= Phosphorite War =

Late-1980s environmental campaign against Soviet power, taken place in Estonia

The Phosphorite War (fosforiidisõda) is the name given to a late-1980s environmental campaign in the then-Estonian Soviet Socialist Republic, against the opening of large phosphorite mines in the Virumaa region. The movement, peaking in 1987, was successful in achieving its immediate goals, but also in encouraging and strengthening the nationalist movement which led to the restoration of Estonian independence in 1991. In Estonia it is regarded as a catalyst that led to the destabilization and dissolution of the Soviet government in Estonia.

The campaign focused on two major issues. The large-scale environmental degradation that the new mines would cause was the most common subject in the public discussion. The other, more covert issue was the fear that the new mines' need for a workforce would start a wave of migration, bringing tens of thousands of workers from other parts of the Soviet Union to Estonia. In the view of Estonians this would have greatly worsened the already fragile demographic balance (the share of Estonians in Estonia dropped from about 97% immediately after World War II to 61.5% in 1989).

==Background and early developments==

Phosphorite deposits in Northern Estonia

Phosphorite deposits (Obolus sandstone at the Upper Cambrian/Lower Ordovician boundary) are found in several places in Northern Estonia. The Rakvere deposit, lying mostly in Lääne-Viru County, is the largest phosphorite deposit in Europe. Phosphorite mining in Estonia started in 1924 near Maardu. In 1940 a new larger mine was opened, which together with a factory producing low-grade phosphorus fertilizers operated until late 1991, causing several environmental problems in the area. Currently no phosphorite is mined in Estonia as it is not considered economically viable.

The central government of the Soviet Union in Moscow took interest in exploiting the phosphorite deposits in Lääne-Viru County in the early 1970s. The first proposals suggested mining the Toolse deposit (north of Rakvere), but in the early 1980s, plans for the Toolse mine were cast aside and instead mining the Rakvere deposit was seen as more favourable. The plans were not made public, but among Estonian scientists and environmentalists involved in the decision-making there was considerable opposition to the plan. Notably, there were people in the Estonian Academy of Sciences, like Endel Lippmaa, who were aware of and opposed to the plan.

==Major events==
The phosphorite issue became known to the general public on 25 February 1987, which is often used to mark the start of the Phosphorite War. On this day Moscow’s plans to expand phosphorite mining in Northern Estonia were revealed on Estonian TV. Although the Estonian Communist Party publicly held a position that the decision about mining had to be made by Estonians, it appeared that the central government had already finalized the plans.
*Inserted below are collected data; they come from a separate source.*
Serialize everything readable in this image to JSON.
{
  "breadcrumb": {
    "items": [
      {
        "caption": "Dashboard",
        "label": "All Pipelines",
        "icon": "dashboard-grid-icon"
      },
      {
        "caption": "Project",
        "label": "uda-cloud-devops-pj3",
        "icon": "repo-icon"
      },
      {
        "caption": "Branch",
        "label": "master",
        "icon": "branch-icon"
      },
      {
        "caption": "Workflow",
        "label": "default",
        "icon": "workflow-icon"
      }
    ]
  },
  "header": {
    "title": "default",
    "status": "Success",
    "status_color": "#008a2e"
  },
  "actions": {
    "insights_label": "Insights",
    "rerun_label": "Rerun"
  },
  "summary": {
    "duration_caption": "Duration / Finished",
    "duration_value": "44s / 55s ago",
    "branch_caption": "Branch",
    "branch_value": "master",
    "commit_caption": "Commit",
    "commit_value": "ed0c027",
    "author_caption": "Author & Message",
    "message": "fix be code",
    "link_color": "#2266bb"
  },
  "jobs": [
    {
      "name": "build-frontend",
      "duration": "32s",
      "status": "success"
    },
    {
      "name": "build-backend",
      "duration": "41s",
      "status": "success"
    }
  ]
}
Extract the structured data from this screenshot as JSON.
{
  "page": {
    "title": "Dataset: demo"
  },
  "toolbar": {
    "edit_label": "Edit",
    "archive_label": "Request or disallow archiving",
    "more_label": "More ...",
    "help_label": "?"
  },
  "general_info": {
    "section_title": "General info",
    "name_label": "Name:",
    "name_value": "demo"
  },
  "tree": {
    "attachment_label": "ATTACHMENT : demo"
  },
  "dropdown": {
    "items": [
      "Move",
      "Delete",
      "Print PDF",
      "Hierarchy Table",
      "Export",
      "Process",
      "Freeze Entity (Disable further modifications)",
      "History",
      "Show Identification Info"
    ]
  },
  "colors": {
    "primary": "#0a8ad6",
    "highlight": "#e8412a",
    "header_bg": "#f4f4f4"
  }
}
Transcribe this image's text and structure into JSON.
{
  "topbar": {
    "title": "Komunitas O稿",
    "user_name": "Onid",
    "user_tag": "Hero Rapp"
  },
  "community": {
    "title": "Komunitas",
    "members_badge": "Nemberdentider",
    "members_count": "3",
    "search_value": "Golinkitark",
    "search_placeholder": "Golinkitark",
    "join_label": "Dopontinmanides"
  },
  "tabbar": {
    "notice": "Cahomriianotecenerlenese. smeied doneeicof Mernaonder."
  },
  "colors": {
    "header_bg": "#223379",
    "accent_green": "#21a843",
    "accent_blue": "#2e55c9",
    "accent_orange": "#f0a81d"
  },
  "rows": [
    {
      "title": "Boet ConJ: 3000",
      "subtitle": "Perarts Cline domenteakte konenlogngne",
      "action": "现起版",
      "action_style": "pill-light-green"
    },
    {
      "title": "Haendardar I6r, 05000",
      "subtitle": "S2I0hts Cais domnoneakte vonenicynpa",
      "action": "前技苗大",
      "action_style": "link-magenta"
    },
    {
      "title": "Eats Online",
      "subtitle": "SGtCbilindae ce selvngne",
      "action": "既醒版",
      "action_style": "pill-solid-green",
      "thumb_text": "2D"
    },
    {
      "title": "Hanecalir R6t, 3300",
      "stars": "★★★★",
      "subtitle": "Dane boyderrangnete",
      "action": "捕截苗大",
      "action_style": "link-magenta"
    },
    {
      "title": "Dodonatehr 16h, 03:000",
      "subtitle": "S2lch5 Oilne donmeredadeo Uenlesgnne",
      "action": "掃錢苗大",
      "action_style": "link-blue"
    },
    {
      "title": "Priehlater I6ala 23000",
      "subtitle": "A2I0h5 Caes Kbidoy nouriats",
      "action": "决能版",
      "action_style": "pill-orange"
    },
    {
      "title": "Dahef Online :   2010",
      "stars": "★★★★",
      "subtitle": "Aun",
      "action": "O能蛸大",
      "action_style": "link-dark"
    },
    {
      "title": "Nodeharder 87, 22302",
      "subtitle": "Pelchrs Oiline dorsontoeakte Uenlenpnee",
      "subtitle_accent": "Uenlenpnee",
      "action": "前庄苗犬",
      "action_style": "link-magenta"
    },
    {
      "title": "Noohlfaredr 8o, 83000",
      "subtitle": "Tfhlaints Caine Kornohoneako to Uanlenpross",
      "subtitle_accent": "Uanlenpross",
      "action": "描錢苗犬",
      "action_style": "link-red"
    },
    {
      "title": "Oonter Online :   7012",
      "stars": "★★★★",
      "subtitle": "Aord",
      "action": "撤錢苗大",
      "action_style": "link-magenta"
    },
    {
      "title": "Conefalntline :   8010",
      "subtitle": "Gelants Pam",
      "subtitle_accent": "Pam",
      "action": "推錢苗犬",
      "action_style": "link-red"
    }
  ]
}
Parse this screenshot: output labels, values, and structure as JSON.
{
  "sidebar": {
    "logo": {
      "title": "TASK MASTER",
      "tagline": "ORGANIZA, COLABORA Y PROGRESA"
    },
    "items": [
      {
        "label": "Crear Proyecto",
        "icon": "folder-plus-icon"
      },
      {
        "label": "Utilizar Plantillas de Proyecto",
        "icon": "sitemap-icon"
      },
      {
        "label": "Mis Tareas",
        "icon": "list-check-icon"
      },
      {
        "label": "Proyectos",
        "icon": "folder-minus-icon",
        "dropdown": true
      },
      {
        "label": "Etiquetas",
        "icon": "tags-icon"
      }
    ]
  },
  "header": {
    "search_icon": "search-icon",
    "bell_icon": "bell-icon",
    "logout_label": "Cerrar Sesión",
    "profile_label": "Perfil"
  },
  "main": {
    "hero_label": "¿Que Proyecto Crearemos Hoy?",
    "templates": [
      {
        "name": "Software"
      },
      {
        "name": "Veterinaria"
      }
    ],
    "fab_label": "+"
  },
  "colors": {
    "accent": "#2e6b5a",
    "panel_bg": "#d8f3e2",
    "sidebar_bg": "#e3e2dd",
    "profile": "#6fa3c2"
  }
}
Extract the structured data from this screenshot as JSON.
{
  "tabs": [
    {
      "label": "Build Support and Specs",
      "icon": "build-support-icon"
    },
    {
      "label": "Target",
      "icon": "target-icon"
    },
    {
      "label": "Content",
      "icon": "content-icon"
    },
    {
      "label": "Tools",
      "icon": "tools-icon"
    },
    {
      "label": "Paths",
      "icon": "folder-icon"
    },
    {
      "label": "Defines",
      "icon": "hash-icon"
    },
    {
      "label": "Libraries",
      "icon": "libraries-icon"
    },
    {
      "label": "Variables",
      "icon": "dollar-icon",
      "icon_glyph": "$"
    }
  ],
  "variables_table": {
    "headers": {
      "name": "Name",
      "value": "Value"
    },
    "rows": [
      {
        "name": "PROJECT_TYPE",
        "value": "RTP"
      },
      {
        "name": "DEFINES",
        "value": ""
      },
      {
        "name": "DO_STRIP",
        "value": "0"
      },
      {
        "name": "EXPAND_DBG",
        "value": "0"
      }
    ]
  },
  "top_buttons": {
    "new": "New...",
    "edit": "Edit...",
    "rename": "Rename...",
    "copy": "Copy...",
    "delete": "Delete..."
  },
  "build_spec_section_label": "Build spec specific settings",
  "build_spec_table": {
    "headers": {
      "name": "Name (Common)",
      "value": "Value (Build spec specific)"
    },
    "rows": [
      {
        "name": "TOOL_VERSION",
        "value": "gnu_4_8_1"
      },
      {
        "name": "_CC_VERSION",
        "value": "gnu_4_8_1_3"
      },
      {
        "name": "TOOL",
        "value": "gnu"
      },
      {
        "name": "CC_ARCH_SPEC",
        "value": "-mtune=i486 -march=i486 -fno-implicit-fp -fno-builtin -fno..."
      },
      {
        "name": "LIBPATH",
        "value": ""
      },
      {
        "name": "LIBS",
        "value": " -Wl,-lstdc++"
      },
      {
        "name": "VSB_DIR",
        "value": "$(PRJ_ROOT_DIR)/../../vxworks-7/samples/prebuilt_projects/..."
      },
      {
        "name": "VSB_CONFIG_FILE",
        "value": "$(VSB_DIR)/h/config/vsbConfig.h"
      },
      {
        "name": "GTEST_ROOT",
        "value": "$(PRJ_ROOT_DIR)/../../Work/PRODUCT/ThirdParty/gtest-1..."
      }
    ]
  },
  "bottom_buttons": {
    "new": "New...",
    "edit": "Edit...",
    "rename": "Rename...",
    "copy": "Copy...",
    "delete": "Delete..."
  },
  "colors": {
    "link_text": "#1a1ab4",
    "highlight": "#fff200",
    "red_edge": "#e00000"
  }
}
The highly influential cartoon Just shit by Priit Pärn, published in May 1987

Numerous protests broke out and petitions were signed against the new mines. The question came to a head in spring 1987 in an unprecedented public debate. In April students from Tartu University held a meeting in the main hall of the university and unanimously condemned the actions of the leadership of the Estonian SSR. At traditional May Day demonstrations, students carried slogans against phosphorite mining and wore yellow T-shirts with the text "Phosphorite – no thanks", which became extremely popular.

On May 8 a cartoon by Priit Pärn was published in the newspaper Sirp ja Vasar (Hammer and Sickle). Entitled Just shit (Sitta kah!), the cartoon showed a peasant shoveling on his field a piece of manure shaped like Estonia. The cartoon was widely discussed and is probably the most famous cartoon ever published in Estonia. Following these and other events and faced with general opposition to the mines, on 18 September 1987 the Soviet authorities had to back down from their plans. The end of the Phosphorite War is hard to define, but the movement mostly calmed down during 1988.

==Aftermath==
Regarding the Estonian independence movement, the unintended consequences of the campaign were of similar importance to the immediate outcome. The Phosphorite War activated the Estonian masses, gave people faith in the power of collective action and was an important factor in the disappearance of fear of the regime. Overall, it acted as a catalyst that led to the destabilization of the Soviet government in Estonia.